Ovington writes, “Quite simply, the Zestimate relies on a calculated relationship of assessed value to sale price. Zillow merely takes selected transactions and calculates the relationship between the Assessed Values and the Sales Prices. It then applies that ratio to the subject’s assessed value (plus or minus some adjustments) and “whala”, you have Zestimate!”
Gibbons explains, “… the reason you measure a strong correlation between tax assessed values and Zestimates is not because our algorithm is simplistic but because the data we have is incomplete in your area… we’re missing the other information we typically get from the assessor, like sq. ft. and # of beds and baths. In cases like this, no other data is considered in the Zestimate – not becasue the algorithm is flawed – but because we don’t yet have the info.”

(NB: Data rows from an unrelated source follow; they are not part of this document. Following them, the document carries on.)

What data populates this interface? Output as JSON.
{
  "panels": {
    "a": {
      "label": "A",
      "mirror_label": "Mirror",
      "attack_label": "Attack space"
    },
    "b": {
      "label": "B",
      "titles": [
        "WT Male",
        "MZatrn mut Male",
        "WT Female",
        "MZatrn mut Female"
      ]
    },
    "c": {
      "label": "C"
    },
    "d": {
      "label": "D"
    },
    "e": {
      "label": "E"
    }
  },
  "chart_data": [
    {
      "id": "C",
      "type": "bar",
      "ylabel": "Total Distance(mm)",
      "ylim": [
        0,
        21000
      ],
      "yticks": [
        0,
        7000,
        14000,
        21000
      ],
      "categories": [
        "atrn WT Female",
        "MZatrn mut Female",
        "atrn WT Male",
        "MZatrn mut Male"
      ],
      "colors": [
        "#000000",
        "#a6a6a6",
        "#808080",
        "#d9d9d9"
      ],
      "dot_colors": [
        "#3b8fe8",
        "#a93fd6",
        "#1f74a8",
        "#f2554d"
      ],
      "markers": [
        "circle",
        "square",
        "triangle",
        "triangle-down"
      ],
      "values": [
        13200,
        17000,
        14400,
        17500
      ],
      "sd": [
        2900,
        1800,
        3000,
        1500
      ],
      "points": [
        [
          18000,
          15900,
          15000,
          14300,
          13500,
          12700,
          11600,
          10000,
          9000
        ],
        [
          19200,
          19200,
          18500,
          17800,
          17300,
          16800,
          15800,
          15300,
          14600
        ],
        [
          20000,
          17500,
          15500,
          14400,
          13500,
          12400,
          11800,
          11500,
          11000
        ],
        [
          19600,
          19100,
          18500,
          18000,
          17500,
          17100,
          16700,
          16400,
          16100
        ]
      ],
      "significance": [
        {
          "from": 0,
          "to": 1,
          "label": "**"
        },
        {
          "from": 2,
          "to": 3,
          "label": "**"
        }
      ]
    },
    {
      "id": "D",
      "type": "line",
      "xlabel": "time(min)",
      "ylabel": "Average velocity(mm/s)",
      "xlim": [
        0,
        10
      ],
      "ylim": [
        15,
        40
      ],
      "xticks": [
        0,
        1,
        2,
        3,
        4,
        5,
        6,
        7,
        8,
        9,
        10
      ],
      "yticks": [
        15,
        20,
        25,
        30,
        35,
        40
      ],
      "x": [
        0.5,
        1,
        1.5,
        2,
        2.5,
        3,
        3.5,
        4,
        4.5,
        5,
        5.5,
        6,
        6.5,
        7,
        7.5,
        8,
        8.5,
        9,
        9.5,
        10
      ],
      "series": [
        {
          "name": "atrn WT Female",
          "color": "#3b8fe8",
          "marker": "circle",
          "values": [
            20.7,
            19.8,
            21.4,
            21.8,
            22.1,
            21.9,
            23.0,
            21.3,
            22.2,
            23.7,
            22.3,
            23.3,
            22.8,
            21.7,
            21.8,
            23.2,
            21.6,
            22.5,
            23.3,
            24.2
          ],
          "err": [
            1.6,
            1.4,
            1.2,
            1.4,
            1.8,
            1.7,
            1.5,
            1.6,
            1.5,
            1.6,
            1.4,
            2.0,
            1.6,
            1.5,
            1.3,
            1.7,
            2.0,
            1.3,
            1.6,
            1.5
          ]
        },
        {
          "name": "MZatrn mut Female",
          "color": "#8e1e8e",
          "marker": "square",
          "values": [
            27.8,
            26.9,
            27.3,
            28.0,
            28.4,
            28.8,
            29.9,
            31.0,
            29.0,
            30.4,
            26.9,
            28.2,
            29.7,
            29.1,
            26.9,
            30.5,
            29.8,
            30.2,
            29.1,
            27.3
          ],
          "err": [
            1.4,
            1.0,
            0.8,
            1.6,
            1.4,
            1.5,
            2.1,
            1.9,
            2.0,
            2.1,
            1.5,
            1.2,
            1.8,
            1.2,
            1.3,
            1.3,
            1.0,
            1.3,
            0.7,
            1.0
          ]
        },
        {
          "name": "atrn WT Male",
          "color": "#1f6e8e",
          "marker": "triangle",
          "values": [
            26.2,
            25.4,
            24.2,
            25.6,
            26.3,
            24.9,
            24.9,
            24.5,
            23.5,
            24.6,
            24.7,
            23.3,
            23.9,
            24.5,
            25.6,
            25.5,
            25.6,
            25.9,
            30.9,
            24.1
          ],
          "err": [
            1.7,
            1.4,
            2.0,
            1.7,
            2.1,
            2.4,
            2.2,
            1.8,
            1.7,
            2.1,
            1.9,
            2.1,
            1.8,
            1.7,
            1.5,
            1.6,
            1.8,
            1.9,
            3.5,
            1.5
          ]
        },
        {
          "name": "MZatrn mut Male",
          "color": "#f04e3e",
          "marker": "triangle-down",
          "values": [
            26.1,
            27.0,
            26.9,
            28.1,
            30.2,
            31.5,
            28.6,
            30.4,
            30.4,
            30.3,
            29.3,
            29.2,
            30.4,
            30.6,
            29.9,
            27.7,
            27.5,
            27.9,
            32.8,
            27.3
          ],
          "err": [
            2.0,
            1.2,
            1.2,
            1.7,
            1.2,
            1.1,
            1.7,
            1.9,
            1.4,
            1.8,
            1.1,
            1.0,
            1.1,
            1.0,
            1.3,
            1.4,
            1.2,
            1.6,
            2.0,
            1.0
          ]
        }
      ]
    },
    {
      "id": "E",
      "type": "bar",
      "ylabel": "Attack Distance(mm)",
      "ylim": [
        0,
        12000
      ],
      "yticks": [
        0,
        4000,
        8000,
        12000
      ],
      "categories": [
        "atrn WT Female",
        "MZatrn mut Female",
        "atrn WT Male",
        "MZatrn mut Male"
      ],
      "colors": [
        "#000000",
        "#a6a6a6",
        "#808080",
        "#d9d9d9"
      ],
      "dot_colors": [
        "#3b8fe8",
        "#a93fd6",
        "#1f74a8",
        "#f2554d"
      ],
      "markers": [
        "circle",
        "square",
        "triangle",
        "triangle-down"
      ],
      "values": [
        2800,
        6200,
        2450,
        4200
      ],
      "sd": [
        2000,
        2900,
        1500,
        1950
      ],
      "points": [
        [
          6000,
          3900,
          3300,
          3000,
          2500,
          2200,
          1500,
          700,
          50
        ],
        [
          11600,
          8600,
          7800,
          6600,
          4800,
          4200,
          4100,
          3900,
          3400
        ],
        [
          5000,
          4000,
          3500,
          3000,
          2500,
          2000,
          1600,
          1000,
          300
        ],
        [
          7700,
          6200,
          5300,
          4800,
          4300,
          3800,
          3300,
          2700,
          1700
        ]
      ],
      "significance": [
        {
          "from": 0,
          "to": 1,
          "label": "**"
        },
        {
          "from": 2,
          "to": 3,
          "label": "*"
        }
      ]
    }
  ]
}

He continues, “When we do have more information, we use it. The last time I saw a correlation coefficient for all of our data fields, the most correlated field was actually “finished sq. ft.”. Our algorithm mashes up multiple valuation approaches. This allows us to both produce fairly accurate Zestimates with little data but also to significantly tighten up Zestimates when there is more data to be considered.”
One of the interesting parts of the post is where he talks about defending his appraisal to a homeowner who wants to believe the value they found on Zillow and why the appraisal would/could come in lower.
This is something that is starting to happen, and will happen more and more as the public becomes more aware of Zillow and as Zillow improves their valuation processes.